Pourtant, nombre de Brésiliens directement frappés par la tragédie attendent toujours réparation. Trois ans après les faits, certains n’ont reçu, au mieux, qu’une modeste compensation ; d’autres, plus nombreux encore, n’ont rien touché, laissés à leur sort sans réelle perspective de justice.

Poursuite sans précédent

Un nouveau front s’ouvre désormais au Royaume-Uni, et il pourrait bien redéfinir l’histoire du contentieux international. Plus de 240 000 victimes, appuyées par le cabinet d’avocats britannique SPG Law, ont déposé un recours collectif devant la Haute Cour de Liverpool. Cette action vise à faire reconnaître la responsabilité directe de BHP, fleuron du FTSE 100, dans la catastrophe de Samarco.

La demande ? 44 milliards de dollars, rien de moins, pour compenser les torts subis par un éventail de parties civiles : des particuliers, des communautés entières, des fondations, des tribus autochtones, l’archidiocèse catholique romain de Mariana, jusqu’à plusieurs conseils municipaux. Le message est clair : impossible d’effacer les dégâts d’un revers de main, ni d’ignorer la pluralité des victimes.

De son côté, BHP affiche une posture de combat. Le groupe promet une défense sans concession, prêt à livrer bataille devant les juges britanniques.

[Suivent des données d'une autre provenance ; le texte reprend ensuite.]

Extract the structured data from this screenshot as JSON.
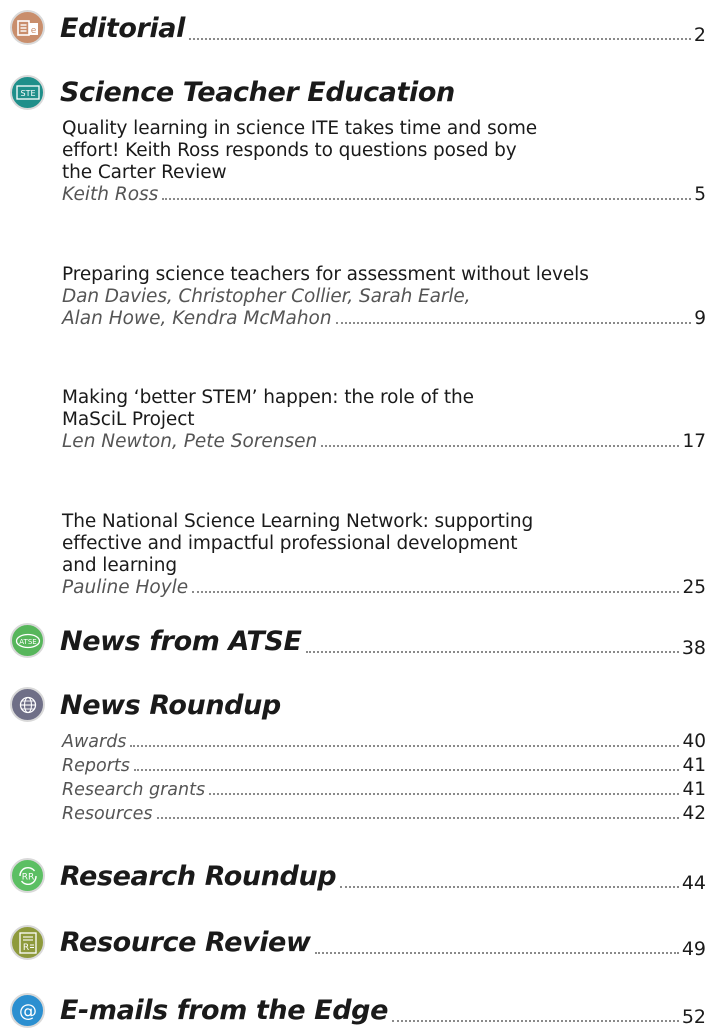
{
  "sections": {
    "editorial": {
      "title": "Editorial",
      "page": "2",
      "icon": "editorial-icon"
    },
    "ste": {
      "title": "Science Teacher Education",
      "icon": "ste-icon",
      "icon_text": "STE",
      "articles": [
        {
          "title_lines": [
            "Quality learning in science ITE takes time and some",
            "effort! Keith Ross responds to questions posed by",
            "the Carter Review"
          ],
          "author_lines": [
            "Keith Ross"
          ],
          "page": "5"
        },
        {
          "title_lines": [
            "Preparing science teachers for assessment without levels"
          ],
          "author_lines": [
            "Dan Davies, Christopher Collier, Sarah Earle,",
            "Alan Howe, Kendra McMahon"
          ],
          "page": "9"
        },
        {
          "title_lines": [
            "Making ‘better STEM’ happen: the role of the",
            "MaSciL Project"
          ],
          "author_lines": [
            "Len Newton, Pete Sorensen"
          ],
          "page": "17"
        },
        {
          "title_lines": [
            "The National Science Learning Network: supporting",
            "effective and impactful professional development",
            "and learning"
          ],
          "author_lines": [
            "Pauline Hoyle"
          ],
          "page": "25"
        }
      ]
    },
    "atse": {
      "title": "News from ATSE",
      "page": "38",
      "icon": "atse-icon",
      "icon_text": "ATSE"
    },
    "news": {
      "title": "News Roundup",
      "icon": "globe-icon",
      "items": [
        {
          "label": "Awards",
          "page": "40"
        },
        {
          "label": "Reports",
          "page": "41"
        },
        {
          "label": "Research grants",
          "page": "41"
        },
        {
          "label": "Resources",
          "page": "42"
        }
      ]
    },
    "research": {
      "title": "Research Roundup",
      "page": "44",
      "icon": "research-roundup-icon",
      "icon_text": "RR"
    },
    "review": {
      "title": "Resource Review",
      "page": "49",
      "icon": "resource-review-icon",
      "icon_text": "R"
    },
    "emails": {
      "title": "E-mails from the Edge",
      "page": "52",
      "icon": "at-sign-icon",
      "icon_text": "@"
    }
  },
  "colors": {
    "editorial": "#c98e6c",
    "ste": "#1f8f8a",
    "atse": "#57b65b",
    "news": "#6f6f87",
    "research": "#5cbf63",
    "review": "#8e9a3c",
    "emails": "#2b8fd0"
  }
}
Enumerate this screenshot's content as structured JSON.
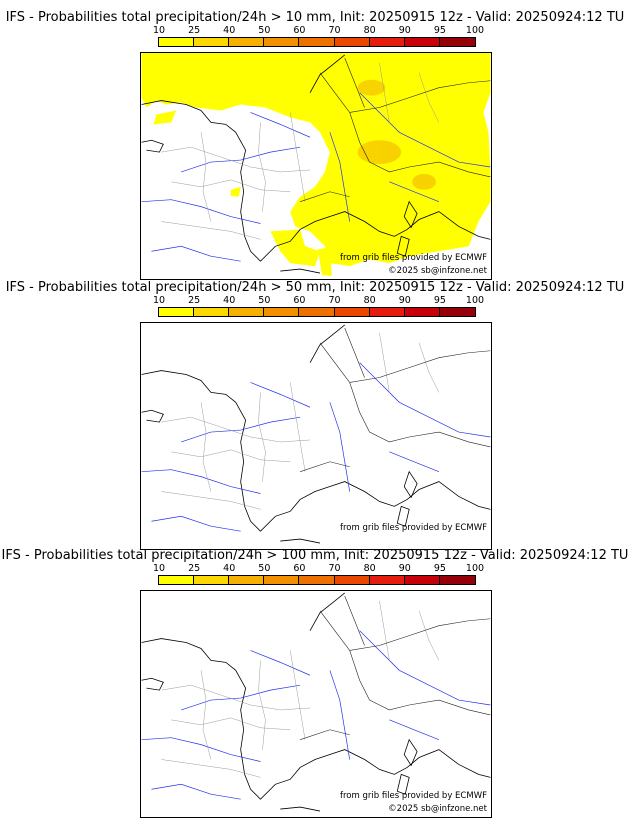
{
  "colorbar": {
    "tick_labels": [
      "10",
      "25",
      "40",
      "50",
      "60",
      "70",
      "80",
      "90",
      "95",
      "100"
    ],
    "colors": [
      "#ffff00",
      "#fbd800",
      "#f6b000",
      "#f29000",
      "#ee7000",
      "#ea4800",
      "#e51c0e",
      "#c8000a",
      "#960008",
      "#640004"
    ]
  },
  "credits": {
    "source": "from grib files provided by ECMWF",
    "copyright": "©2025 sb@infzone.net"
  },
  "panels": [
    {
      "title": "IFS - Probabilities total precipitation/24h > 10 mm, Init: 20250915 12z - Valid: 20250924:12 TU",
      "threshold_mm": 10,
      "show_copyright": true
    },
    {
      "title": "IFS - Probabilities total precipitation/24h > 50 mm, Init: 20250915 12z - Valid: 20250924:12 TU",
      "threshold_mm": 50,
      "show_copyright": false
    },
    {
      "title": "IFS - Probabilities total precipitation/24h > 100 mm, Init: 20250915 12z - Valid: 20250924:12 TU",
      "threshold_mm": 100,
      "show_copyright": true
    }
  ]
}
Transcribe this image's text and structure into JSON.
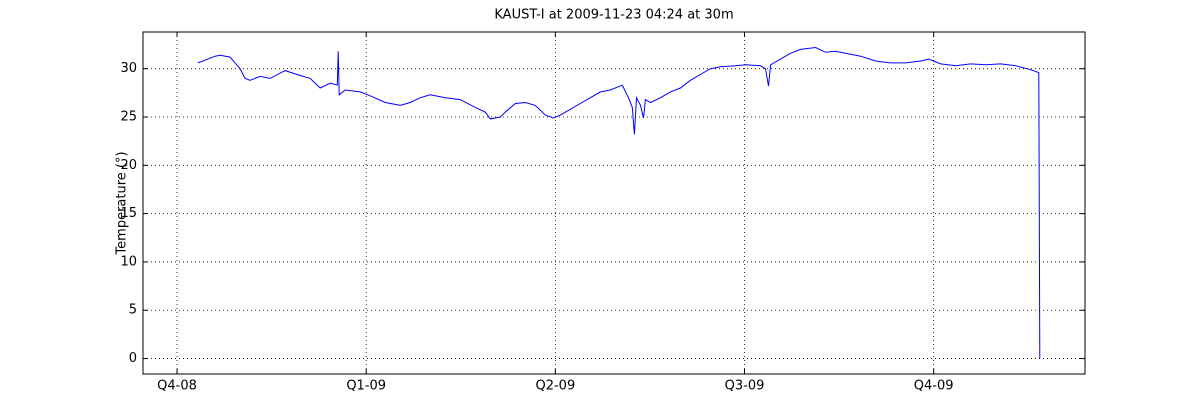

Au fil des audiences, bien plus qu’un affrontement d’avocats ou un règlement financier, c’est la question de la responsabilité internationale des grands groupes face aux drames humains qui se retrouve sur le banc des débats. Un dossier qui, pour des milliers de familles au Brésil, reste avant tout une histoire de justice attendue, et de vies à reconstruire sur les décombres rouges de Samarco.